Question: How do you see the end of apartheid?
“Apartheid is a scheme, a device and a machinery for keeping a White minority in political and economic power in South Africa. It is also a machinery which serves the interests of international big business. It hinges on the colour of the skin and has placed the entire African population at the economic beck and call of this White minority which in turn, by holding the reins of exploitation, becomes the agent of colonial and imperial interests. On the African continent, the concentration in South Africa of 3½ million Whites holding 15 million Africans in subjugation makes that part of Africa a big prize for overseas investors.
“The end of apartheid therefore must mean the dismantling of this machinery – the elimination of the agents which the White minority are, and the destruction of the means of exploitation of the African people. This is how I see the end of apartheid. It will therefore represent a transfer of political and economic power from the minority of Whites to the majority of peoples of all colours.
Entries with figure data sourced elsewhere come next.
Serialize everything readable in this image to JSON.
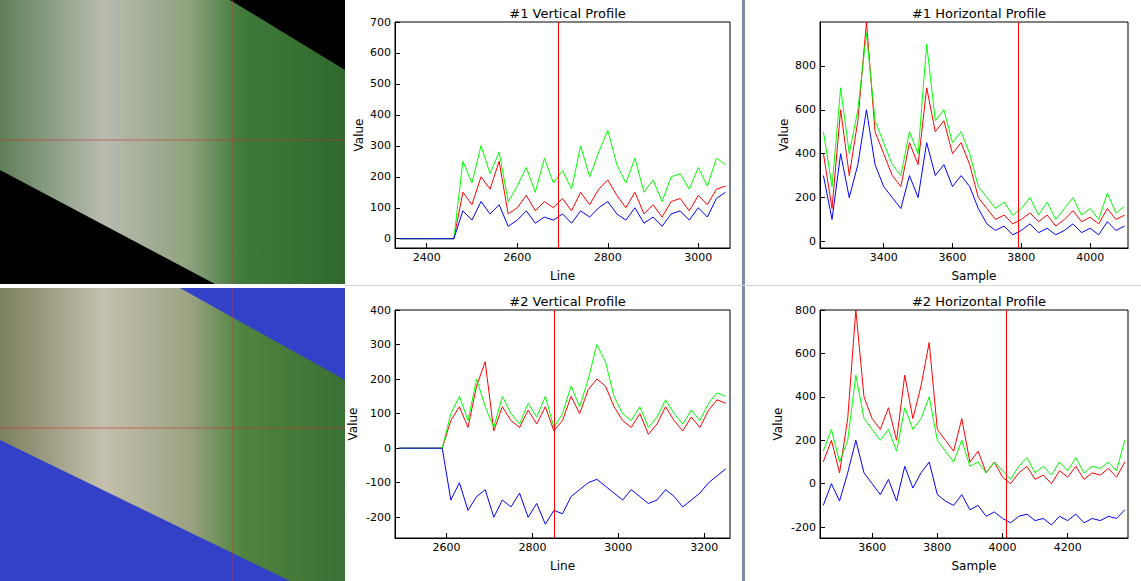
{
  "chart_data": [
    {
      "type": "line",
      "title": "#1 Vertical Profile",
      "xlabel": "Line",
      "ylabel": "Value",
      "x": [
        2340,
        2360,
        2380,
        2400,
        2420,
        2440,
        2460,
        2480,
        2500,
        2520,
        2540,
        2560,
        2580,
        2600,
        2620,
        2640,
        2660,
        2680,
        2700,
        2720,
        2740,
        2760,
        2780,
        2800,
        2820,
        2840,
        2860,
        2880,
        2900,
        2920,
        2940,
        2960,
        2980,
        3000,
        3020,
        3040,
        3060
      ],
      "series": [
        {
          "color": "#ff0000",
          "values": [
            0,
            0,
            0,
            0,
            0,
            0,
            0,
            150,
            110,
            200,
            160,
            250,
            80,
            100,
            140,
            90,
            120,
            100,
            130,
            90,
            150,
            110,
            160,
            190,
            140,
            100,
            150,
            80,
            110,
            70,
            120,
            130,
            90,
            140,
            110,
            160,
            170
          ]
        },
        {
          "color": "#00ff00",
          "values": [
            0,
            0,
            0,
            0,
            0,
            0,
            0,
            250,
            180,
            300,
            210,
            280,
            120,
            170,
            230,
            150,
            260,
            180,
            220,
            160,
            300,
            200,
            280,
            350,
            240,
            180,
            260,
            150,
            190,
            120,
            200,
            210,
            160,
            230,
            170,
            260,
            240
          ]
        },
        {
          "color": "#0000ff",
          "values": [
            0,
            0,
            0,
            0,
            0,
            0,
            0,
            90,
            60,
            120,
            80,
            110,
            40,
            60,
            90,
            50,
            70,
            60,
            80,
            50,
            90,
            70,
            100,
            120,
            80,
            60,
            100,
            50,
            70,
            40,
            80,
            90,
            60,
            100,
            70,
            130,
            150
          ]
        }
      ],
      "xlim": [
        2330,
        3070
      ],
      "xticks": [
        2400,
        2600,
        2800,
        3000
      ],
      "ylim": [
        -30,
        700
      ],
      "yticks": [
        0,
        100,
        200,
        300,
        400,
        500,
        600,
        700
      ],
      "grid": false,
      "cursor_line": 2690
    },
    {
      "type": "line",
      "title": "#1 Horizontal Profile",
      "xlabel": "Sample",
      "ylabel": "Value",
      "x": [
        3225,
        3250,
        3275,
        3300,
        3325,
        3350,
        3375,
        3400,
        3425,
        3450,
        3475,
        3500,
        3525,
        3550,
        3575,
        3600,
        3625,
        3650,
        3675,
        3700,
        3725,
        3750,
        3775,
        3800,
        3825,
        3850,
        3875,
        3900,
        3925,
        3950,
        3975,
        4000,
        4025,
        4050,
        4075,
        4100
      ],
      "series": [
        {
          "color": "#ff0000",
          "values": [
            400,
            150,
            600,
            300,
            550,
            1000,
            500,
            400,
            300,
            250,
            450,
            350,
            700,
            500,
            550,
            400,
            450,
            350,
            200,
            150,
            100,
            120,
            80,
            100,
            130,
            90,
            120,
            70,
            100,
            140,
            90,
            110,
            80,
            150,
            100,
            120
          ]
        },
        {
          "color": "#00ff00",
          "values": [
            500,
            250,
            700,
            400,
            600,
            950,
            550,
            450,
            350,
            300,
            500,
            400,
            900,
            550,
            600,
            450,
            500,
            400,
            250,
            200,
            150,
            180,
            120,
            150,
            200,
            120,
            180,
            100,
            150,
            200,
            120,
            150,
            100,
            220,
            130,
            160
          ]
        },
        {
          "color": "#0000ff",
          "values": [
            300,
            100,
            400,
            200,
            350,
            600,
            350,
            250,
            200,
            150,
            300,
            200,
            450,
            300,
            350,
            250,
            300,
            250,
            150,
            80,
            50,
            70,
            30,
            50,
            80,
            40,
            60,
            30,
            50,
            80,
            40,
            60,
            30,
            90,
            50,
            70
          ]
        }
      ],
      "xlim": [
        3215,
        4110
      ],
      "xticks": [
        3400,
        3600,
        3800,
        4000
      ],
      "ylim": [
        -30,
        1000
      ],
      "yticks": [
        0,
        200,
        400,
        600,
        800
      ],
      "grid": false,
      "cursor_line": 3790
    },
    {
      "type": "line",
      "title": "#2 Vertical Profile",
      "xlabel": "Line",
      "ylabel": "Value",
      "x": [
        2490,
        2510,
        2530,
        2550,
        2570,
        2590,
        2610,
        2630,
        2650,
        2670,
        2690,
        2710,
        2730,
        2750,
        2770,
        2790,
        2810,
        2830,
        2850,
        2870,
        2890,
        2910,
        2930,
        2950,
        2970,
        2990,
        3010,
        3030,
        3050,
        3070,
        3090,
        3110,
        3130,
        3150,
        3170,
        3190,
        3210,
        3230,
        3250
      ],
      "series": [
        {
          "color": "#ff0000",
          "values": [
            0,
            0,
            0,
            0,
            0,
            0,
            80,
            120,
            60,
            180,
            250,
            50,
            120,
            80,
            60,
            110,
            70,
            120,
            50,
            80,
            150,
            100,
            170,
            200,
            180,
            120,
            80,
            60,
            100,
            40,
            70,
            120,
            80,
            50,
            90,
            60,
            110,
            140,
            130
          ]
        },
        {
          "color": "#00ff00",
          "values": [
            0,
            0,
            0,
            0,
            0,
            0,
            100,
            150,
            80,
            200,
            120,
            60,
            150,
            100,
            70,
            130,
            90,
            150,
            60,
            100,
            180,
            120,
            200,
            300,
            250,
            150,
            100,
            80,
            120,
            60,
            90,
            140,
            100,
            70,
            110,
            80,
            130,
            160,
            150
          ]
        },
        {
          "color": "#0000ff",
          "values": [
            0,
            0,
            0,
            0,
            0,
            0,
            -150,
            -100,
            -180,
            -140,
            -120,
            -200,
            -150,
            -170,
            -130,
            -200,
            -160,
            -220,
            -180,
            -190,
            -140,
            -120,
            -100,
            -90,
            -110,
            -130,
            -150,
            -120,
            -140,
            -160,
            -150,
            -120,
            -140,
            -170,
            -150,
            -130,
            -100,
            -80,
            -60
          ]
        }
      ],
      "xlim": [
        2480,
        3260
      ],
      "xticks": [
        2600,
        2800,
        3000,
        3200
      ],
      "ylim": [
        -260,
        400
      ],
      "yticks": [
        -200,
        -100,
        0,
        100,
        200,
        300,
        400
      ],
      "grid": false,
      "cursor_line": 2850
    },
    {
      "type": "line",
      "title": "#2 Horizontal Profile",
      "xlabel": "Sample",
      "ylabel": "Value",
      "x": [
        3450,
        3475,
        3500,
        3525,
        3550,
        3575,
        3600,
        3625,
        3650,
        3675,
        3700,
        3725,
        3750,
        3775,
        3800,
        3825,
        3850,
        3875,
        3900,
        3925,
        3950,
        3975,
        4000,
        4025,
        4050,
        4075,
        4100,
        4125,
        4150,
        4175,
        4200,
        4225,
        4250,
        4275,
        4300,
        4325,
        4350,
        4375
      ],
      "series": [
        {
          "color": "#ff0000",
          "values": [
            100,
            200,
            50,
            300,
            800,
            400,
            300,
            250,
            350,
            200,
            500,
            300,
            450,
            650,
            250,
            200,
            150,
            300,
            100,
            150,
            50,
            100,
            30,
            0,
            50,
            80,
            20,
            40,
            0,
            60,
            30,
            80,
            20,
            50,
            40,
            70,
            30,
            100
          ]
        },
        {
          "color": "#00ff00",
          "values": [
            150,
            250,
            100,
            200,
            500,
            300,
            250,
            200,
            250,
            150,
            350,
            250,
            300,
            400,
            200,
            150,
            100,
            200,
            80,
            100,
            50,
            100,
            60,
            20,
            80,
            120,
            50,
            80,
            40,
            100,
            60,
            120,
            50,
            80,
            70,
            100,
            60,
            200
          ]
        },
        {
          "color": "#0000ff",
          "values": [
            -100,
            0,
            -80,
            50,
            200,
            50,
            0,
            -50,
            20,
            -80,
            80,
            -20,
            50,
            100,
            -50,
            -80,
            -100,
            -50,
            -120,
            -100,
            -150,
            -130,
            -160,
            -180,
            -150,
            -140,
            -170,
            -160,
            -190,
            -150,
            -170,
            -140,
            -180,
            -160,
            -170,
            -150,
            -160,
            -120
          ]
        }
      ],
      "xlim": [
        3440,
        4385
      ],
      "xticks": [
        3600,
        3800,
        4000,
        4200
      ],
      "ylim": [
        -250,
        800
      ],
      "yticks": [
        -200,
        0,
        200,
        400,
        600,
        800
      ],
      "grid": false,
      "cursor_line": 4010
    }
  ]
}
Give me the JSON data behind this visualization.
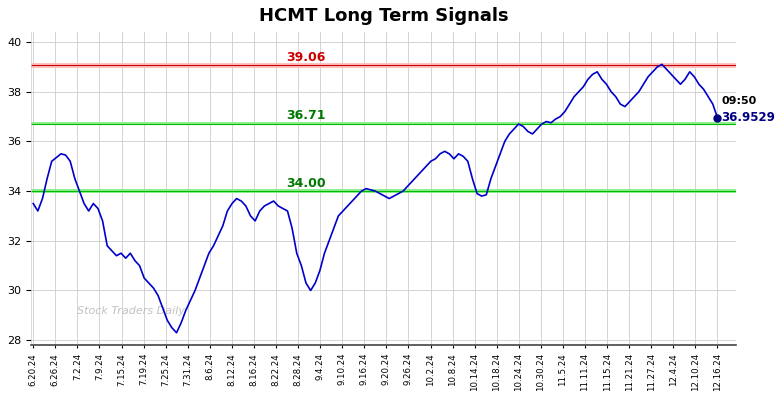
{
  "title": "HCMT Long Term Signals",
  "watermark": "Stock Traders Daily",
  "hline_red": 39.06,
  "hline_green1": 36.71,
  "hline_green2": 34.0,
  "hline_red_fill": "#ffc0c0",
  "hline_red_line": "#cc0000",
  "hline_green_fill": "#90ee90",
  "hline_green_line": "#00bb00",
  "label_red_value": "39.06",
  "label_green1_value": "36.71",
  "label_green2_value": "34.00",
  "last_time": "09:50",
  "last_price": "36.9529",
  "last_price_float": 36.9529,
  "dot_color": "#000080",
  "line_color": "#0000CC",
  "background_color": "#ffffff",
  "grid_color": "#cccccc",
  "ylim": [
    27.8,
    40.4
  ],
  "yticks": [
    28,
    30,
    32,
    34,
    36,
    38,
    40
  ],
  "x_labels": [
    "6.20.24",
    "6.26.24",
    "7.2.24",
    "7.9.24",
    "7.15.24",
    "7.19.24",
    "7.25.24",
    "7.31.24",
    "8.6.24",
    "8.12.24",
    "8.16.24",
    "8.22.24",
    "8.28.24",
    "9.4.24",
    "9.10.24",
    "9.16.24",
    "9.20.24",
    "9.26.24",
    "10.2.24",
    "10.8.24",
    "10.14.24",
    "10.18.24",
    "10.24.24",
    "10.30.24",
    "11.5.24",
    "11.11.24",
    "11.15.24",
    "11.21.24",
    "11.27.24",
    "12.4.24",
    "12.10.24",
    "12.16.24"
  ],
  "prices": [
    33.5,
    33.2,
    33.7,
    34.5,
    35.2,
    35.35,
    35.5,
    35.45,
    35.2,
    34.5,
    34.0,
    33.5,
    33.2,
    33.5,
    33.3,
    32.8,
    31.8,
    31.6,
    31.4,
    31.5,
    31.3,
    31.5,
    31.2,
    31.0,
    30.5,
    30.3,
    30.1,
    29.8,
    29.3,
    28.8,
    28.5,
    28.3,
    28.7,
    29.2,
    29.6,
    30.0,
    30.5,
    31.0,
    31.5,
    31.8,
    32.2,
    32.6,
    33.2,
    33.5,
    33.7,
    33.6,
    33.4,
    33.0,
    32.8,
    33.2,
    33.4,
    33.5,
    33.6,
    33.4,
    33.3,
    33.2,
    32.5,
    31.5,
    31.0,
    30.3,
    30.0,
    30.3,
    30.8,
    31.5,
    32.0,
    32.5,
    33.0,
    33.2,
    33.4,
    33.6,
    33.8,
    34.0,
    34.1,
    34.05,
    34.0,
    33.9,
    33.8,
    33.7,
    33.8,
    33.9,
    34.0,
    34.2,
    34.4,
    34.6,
    34.8,
    35.0,
    35.2,
    35.3,
    35.5,
    35.6,
    35.5,
    35.3,
    35.5,
    35.4,
    35.2,
    34.5,
    33.9,
    33.8,
    33.85,
    34.5,
    35.0,
    35.5,
    36.0,
    36.3,
    36.5,
    36.7,
    36.6,
    36.4,
    36.3,
    36.5,
    36.7,
    36.8,
    36.75,
    36.9,
    37.0,
    37.2,
    37.5,
    37.8,
    38.0,
    38.2,
    38.5,
    38.7,
    38.8,
    38.5,
    38.3,
    38.0,
    37.8,
    37.5,
    37.4,
    37.6,
    37.8,
    38.0,
    38.3,
    38.6,
    38.8,
    39.0,
    39.1,
    38.9,
    38.7,
    38.5,
    38.3,
    38.5,
    38.8,
    38.6,
    38.3,
    38.1,
    37.8,
    37.5,
    36.9529
  ]
}
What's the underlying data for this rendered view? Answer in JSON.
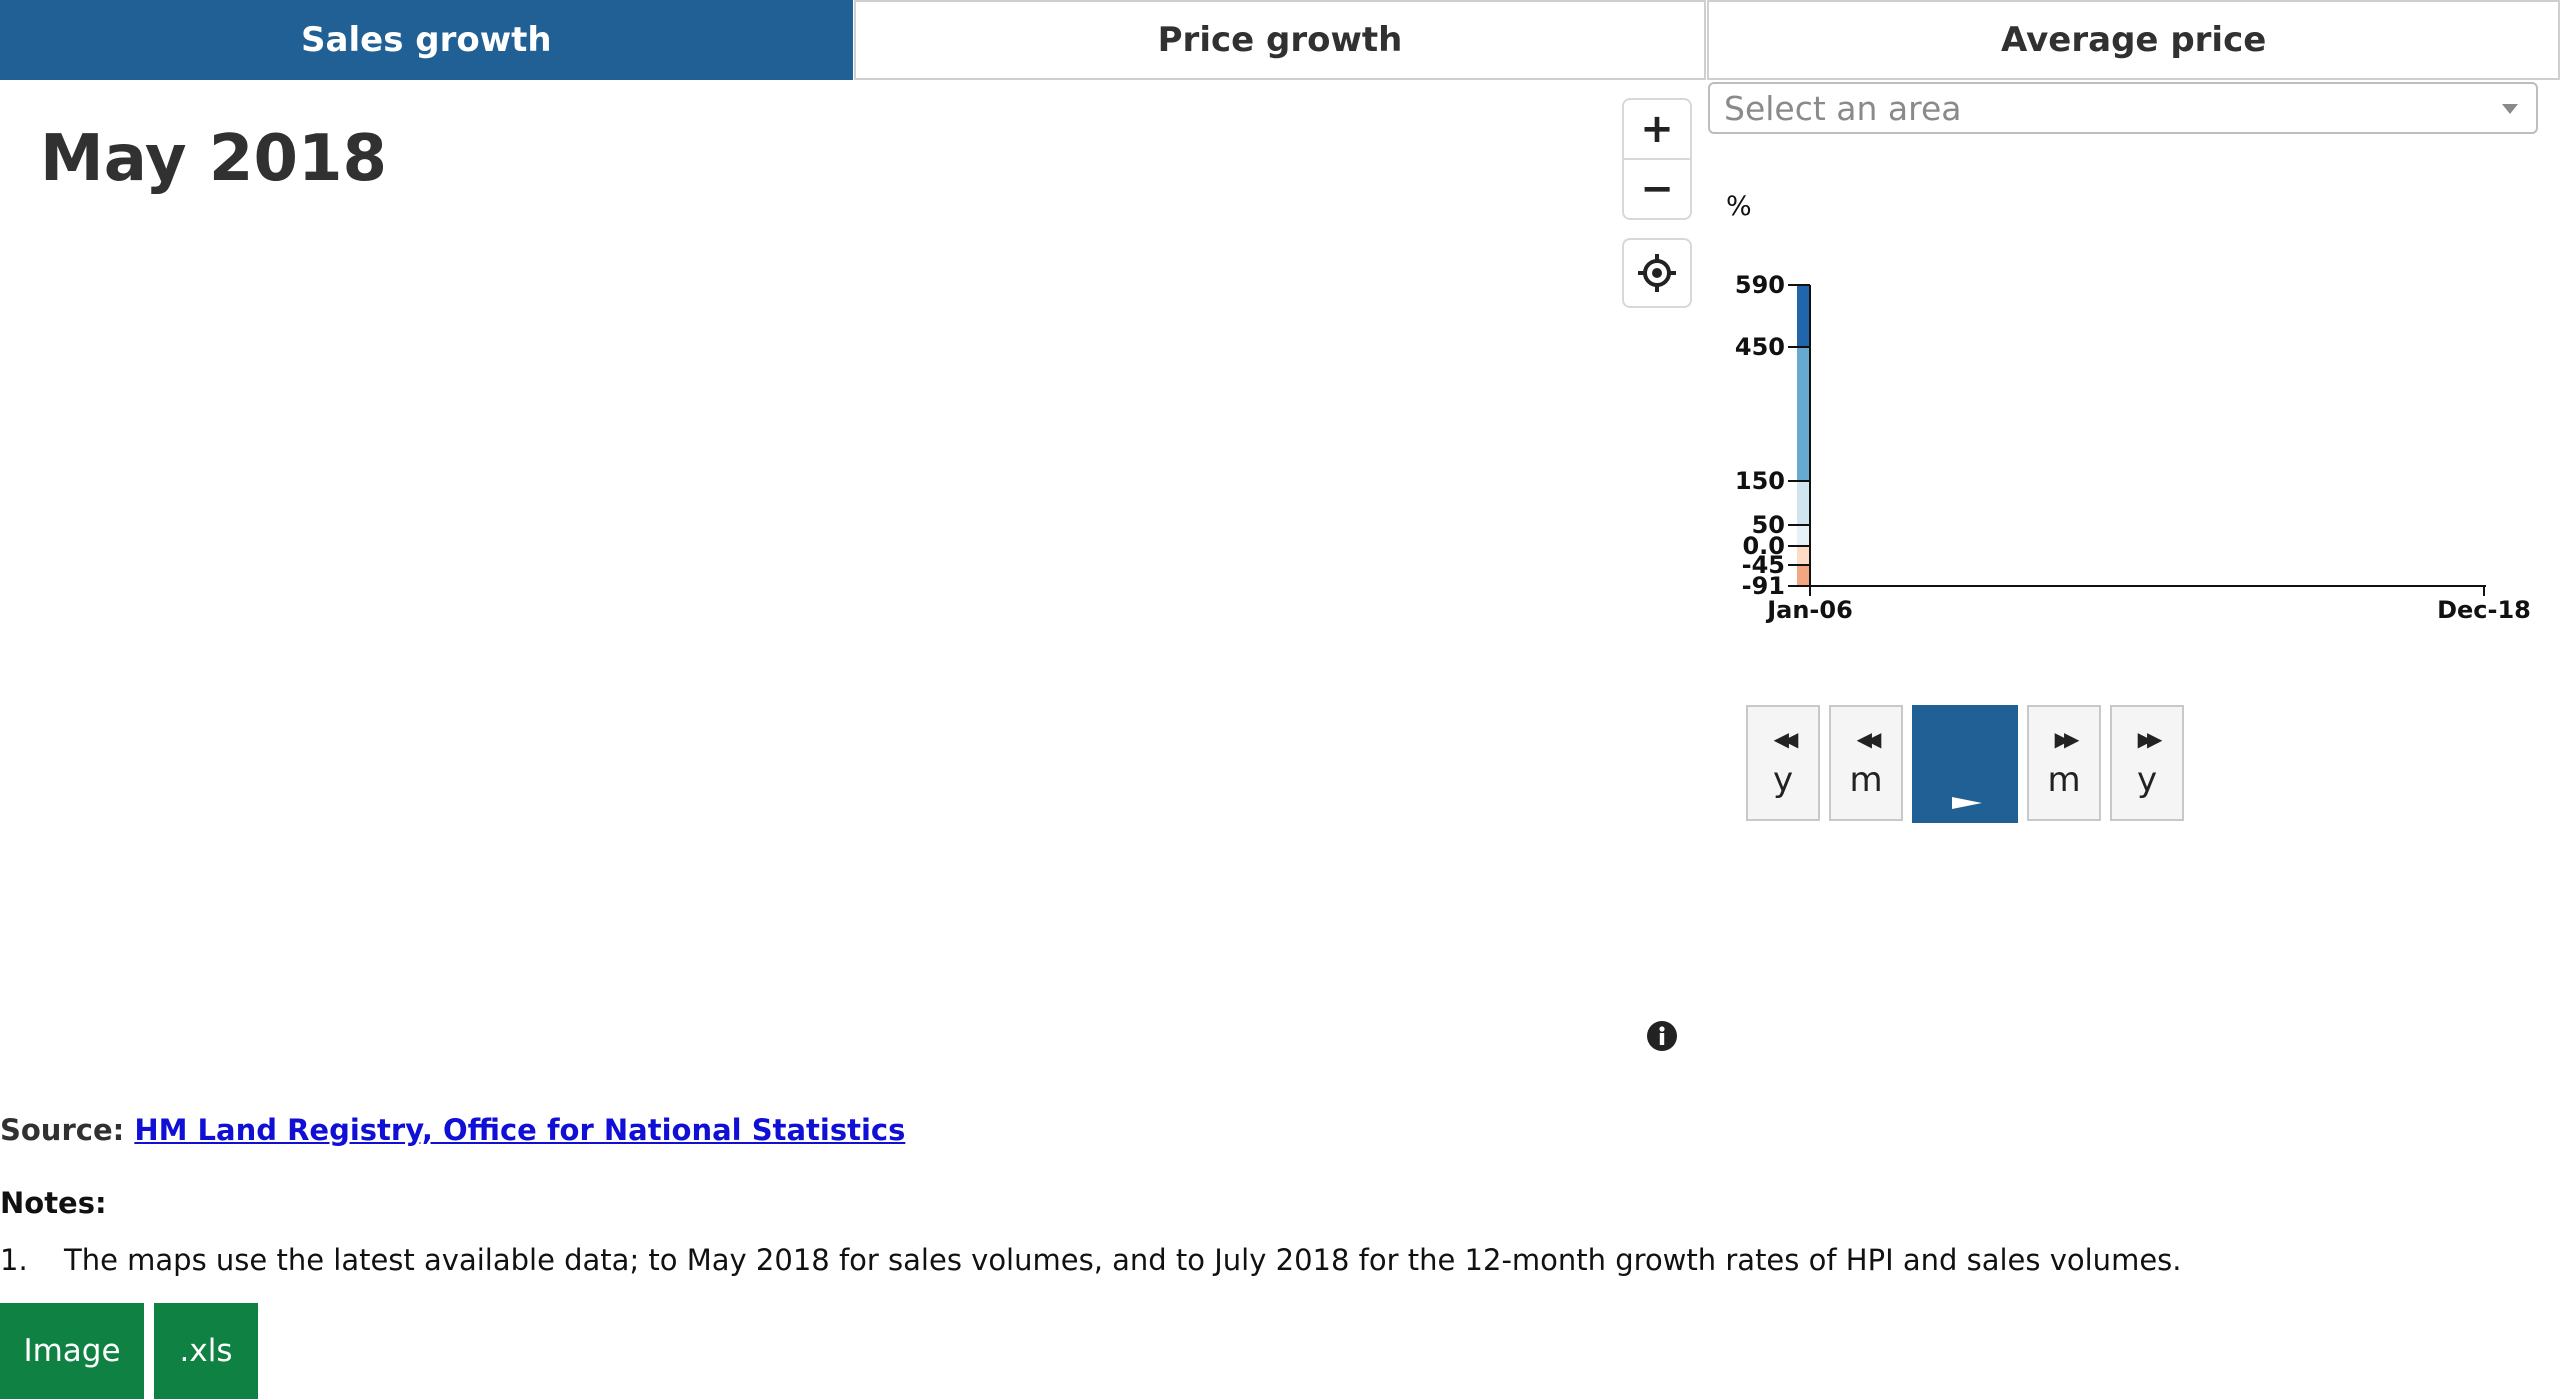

There will be no racial discrimination because it will have ceased to serve the cause of exploitation. The bountiful wealth of our country will be shared by all its citizens.
“Here again the detailed process by which these ultimate objectives will be achieved must be left for the decision by the masses after victory. But it is important to emphasize that not even victory in the battlefield represents the end of the struggle for the true independence of the people. It is therefore not possible to spell out how the total and final end of apartheid and all that it means and has meant will be attained. BUT THAT THE PEOPLE OF SOUTH AFRICA WILL ATTAIN IT IS HISTORICALLY CERTAIN.”
Oliver Tambo: “Southern Africa, South Africa and the ANC”, Sechaba, Vol. 2 No. 4, April 1968.